Стешка – человек общительный, для нее детский сад – приключение с продолжением, не то что для других – трагедия жизни и повод к созданию всевозможных психоневротических комплексов, но и у нее не все однозначно просто. Социализация – слово-то какое казенное, а для ребенка это все движение вверх по лестнице: где-то ступенька поменьше, и там легко, а другая покруче и не в размер – там труднее. Но если оставить все эти рассуждения за кадром и сказать просто, то получится – первого сентября Стешка пошла в детский сад.
Забрали ее пораньше, чтобы не пугать сразу длительным пребыванием в незнакомом месте.
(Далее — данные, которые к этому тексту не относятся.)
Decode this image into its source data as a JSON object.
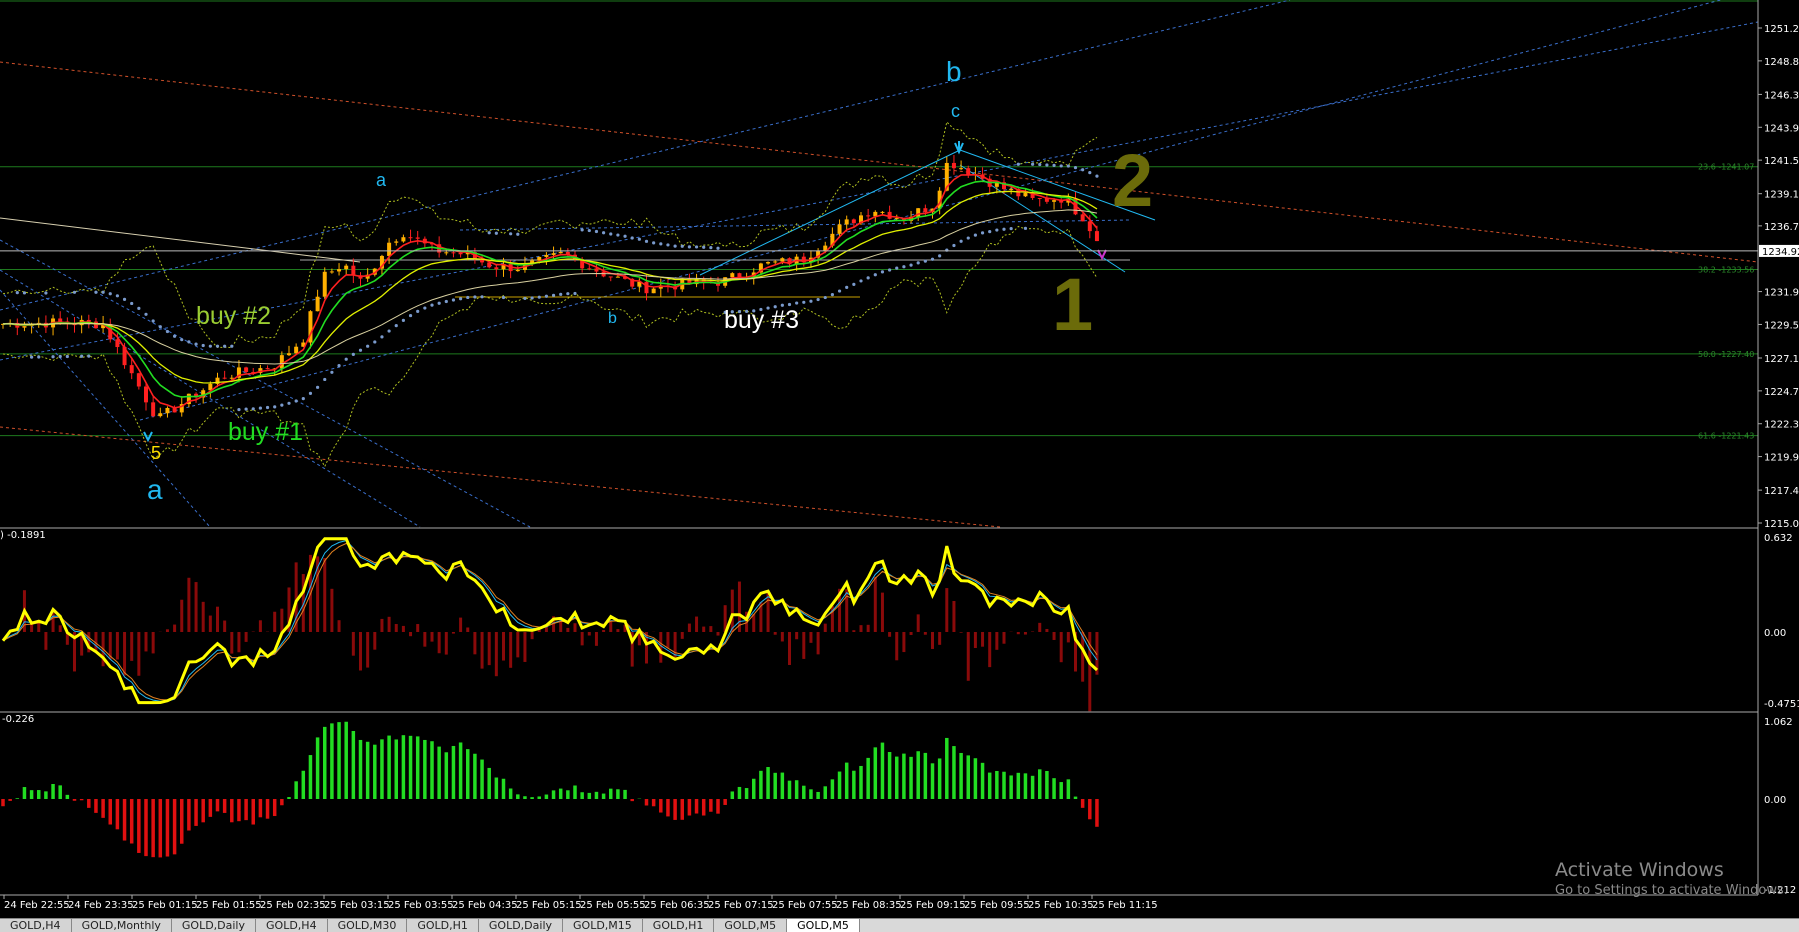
{
  "main_chart": {
    "price_axis": [
      "1251.20",
      "1248.80",
      "1246.35",
      "1243.95",
      "1241.55",
      "1239.10",
      "1236.75",
      "1234.92",
      "1231.95",
      "1229.55",
      "1227.10",
      "1224.70",
      "1222.30",
      "1219.90",
      "1217.45",
      "1215.05"
    ],
    "current_price": "1234.92",
    "fib_labels": [
      "23.6 -1241.07",
      "38.2 -1233.56",
      "50.0 -1227.40",
      "61.6 -1221.43"
    ],
    "annotations": {
      "wave_b_top": "b",
      "wave_c": "c",
      "wave_a_mid": "a",
      "wave_b_low": "b",
      "wave_5": "5",
      "wave_a_bottom": "a",
      "buy1": "buy #1",
      "buy2": "buy #2",
      "buy3": "buy #3",
      "big1": "1",
      "big2": "2"
    }
  },
  "oscillator1": {
    "label": ") -0.1891",
    "axis": [
      "0.632",
      "0.00",
      "-0.4751"
    ]
  },
  "oscillator2": {
    "label": "-0.226",
    "axis": [
      "1.062",
      "0.00",
      "-1.212"
    ]
  },
  "time_axis": [
    "24 Feb 22:55",
    "24 Feb 23:35",
    "25 Feb 01:15",
    "25 Feb 01:55",
    "25 Feb 02:35",
    "25 Feb 03:15",
    "25 Feb 03:55",
    "25 Feb 04:35",
    "25 Feb 05:15",
    "25 Feb 05:55",
    "25 Feb 06:35",
    "25 Feb 07:15",
    "25 Feb 07:55",
    "25 Feb 08:35",
    "25 Feb 09:15",
    "25 Feb 09:55",
    "25 Feb 10:35",
    "25 Feb 11:15"
  ],
  "tabs": [
    "GOLD,H4",
    "GOLD,Monthly",
    "GOLD,Daily",
    "GOLD,H4",
    "GOLD,M30",
    "GOLD,H1",
    "GOLD,Daily",
    "GOLD,M15",
    "GOLD,H1",
    "GOLD,M5",
    "GOLD,M5"
  ],
  "active_tab_index": 10,
  "watermark": {
    "line1": "Activate Windows",
    "line2": "Go to Settings to activate Windows."
  },
  "colors": {
    "bull_candle": "#ffb000",
    "bear_candle": "#ff2020",
    "ma_red": "#ff2020",
    "ma_green": "#22dd22",
    "ma_yellow": "#e0f000",
    "cyan": "#21b8f0",
    "fib": "#1e7a1e",
    "osc_main": "#ffff00",
    "hist_green": "#22dd22",
    "hist_red": "#e01010"
  }
}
Мороженое купили для закрепления положительных эмоций и устроили маленький семейный праздник. Стешке в садике понравилось.
– Клоны, – говорит, – были, делали представление сказки «Маша и медведь».
– Какие, – спрашиваю, одновременно дивясь развитости трехлетнего ребенка и ужасаясь неожиданному предположению, – клоны?
– Такие, какие в цирке выступают!
– Ах, клоуны, – доходит до меня, – ну, слава богу, не вундеркинд, можно жить дальше.
– Девочки в группе были? – задаю глупый, но необходимый для ребенка вопрос, хотя знаю, девочек от мальчиков она с младенчества отличает и свое женское начало всеми фибрами души чувствует, да и использует уже неплохо. Лиса Стешка.
– Были, конечно, – отвечает она снисходительно.
– А мальчики?
– Были.
– А кого больше, мальчиков или девочек? – это уже вопрос на развитие.
– Девочек, конечно. Эх, хорошо, что все мы девчонки! – восклицает она с искренним удовлетворением, а я и не знаю, включена ли я в этот круг девчонок, но полагаю, что включена, и мне тоже становится хорошо. Бог знает, чувствует ли трехлетний ребенок возраст, ведь это еще почти чистая душа, а у души возраста нет. Потому, возможно, так легко общаться с детьми, даже слов не надо, довольно улыбки. Это как от берега оттолкнуться, а дальше уже все само пойдет, и ведущим обязательно будет ребенок, что бы педагоги об этом ни думали.
– А чем занимались? – спрашиваю я, хотя и так знаю распорядок дня, заранее все изучила на доске объявлений.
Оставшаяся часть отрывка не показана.